100n is bigger than n. I would expect the maximum problem size to increase, if the run time increases, so there's something basic about how run time and the size are related that I'm not understanding.


How did you know to divide the problem size by 100, when you saw that n changed to 100n?

When the running time of the algorithm is 100*n, that means it is 100 times slower than the algorithm that works in n time. So in the same amount of time 100 times less problems could be solved.

 

[mmm4444bot]

Okay -- so, this exercise kinda looks like inverse operations.

To get from 100n back to n, you divided by 100.

To get from n^2 back to n, you took the square root.

To get from n^3 back to n, you took the cube root.

Those steps match your posted results.

To get from 2^n back to n, we take the base-2 logarithm of 2^n:

log₂(2^n) = n*log₂(2) = n*1 = n

log₂(100 million) = 26.575 ... not sure whether you're rounding or truncating

To get from log₁₀(n) back to n, by the definition of logarithms, we raise 10 to the power of log₁₀(n).

But 10^(100 million) is VERY large, large enough for me to wonder whether something other than inverses is involed.

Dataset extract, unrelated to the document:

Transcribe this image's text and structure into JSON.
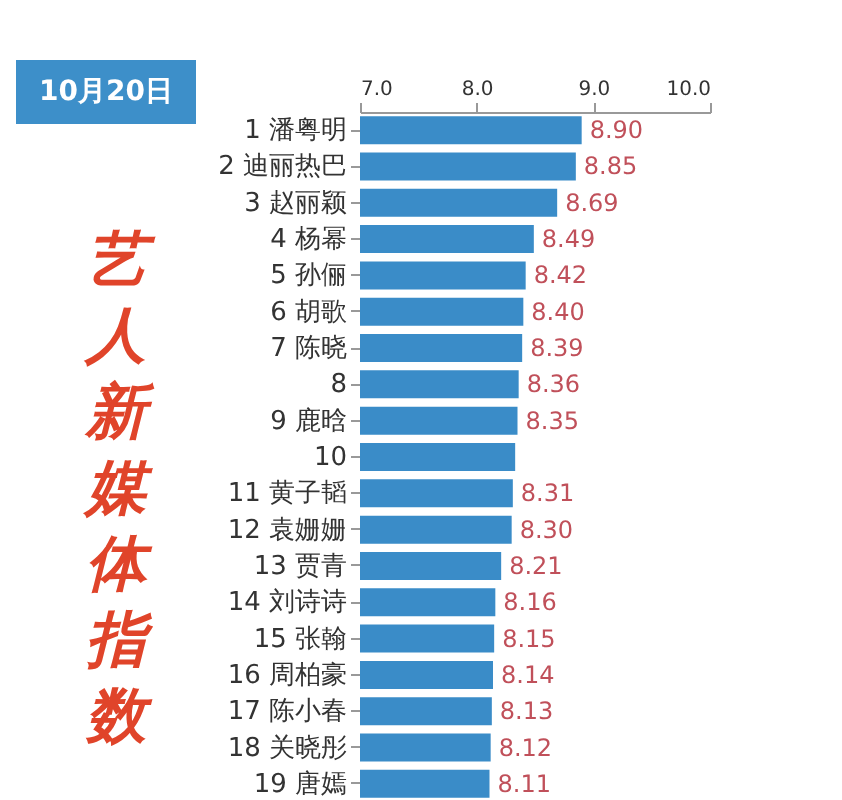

Does such a large number make sense to you?

 

[KateS]

Okay -- so, this exercise kinda looks like inverse operations.

To get from 100n back to n, you divided by 100.

To get from n^2 back to n, you took the square root.

To get from n^3 back to n, you took the cube root.

Those steps match your posted results.

To get from 2^n back to n, we take the base-2 logarithm of 2^n:

log₂(2^n) = n*log₂(2) = n*1 = n

log₂(100 million) = 26.575 ... not sure whether you're rounding or truncating

To get from log₁₀(n) back to n, by the definition of logarithms, we raise 10 to the power of log₁₀(n).

But 10^(100 million) is VERY large, large enough for me to wonder whether something other than inverses is involed. Does such a large number make sense to you?

Thanks, logarithms are still a bit tricky for me. Yes, a large number for log(n) makes sense.

 

[HallsofIvy]

I am looking at algorithms and am given the maximum size of a problem solvable in one second is n = 100 million. I need to calculate the maximum problem size that can be completed in one second using different running times. I had issues calculating some of them, so I was looking for some help if I had gone wrong, thanks: n = 100 million, log(n) = 10, 100n = 1 million, n log(n) = 10, n^2 = 10 thousand, n^3 = 464, 2^n = 1.41

I don't understand what you are asking. If n= 100 million then ln(n) is certainly NOT 10 and 100n is NOT 1 million.

 

[mmm4444bot]

Kate's not using the equal signs to show equality; she's using them to show associations. (That had me confused, too.)

 

[Deleted member 4993]

I think this is a HW from computer science class - involving Big_O notation.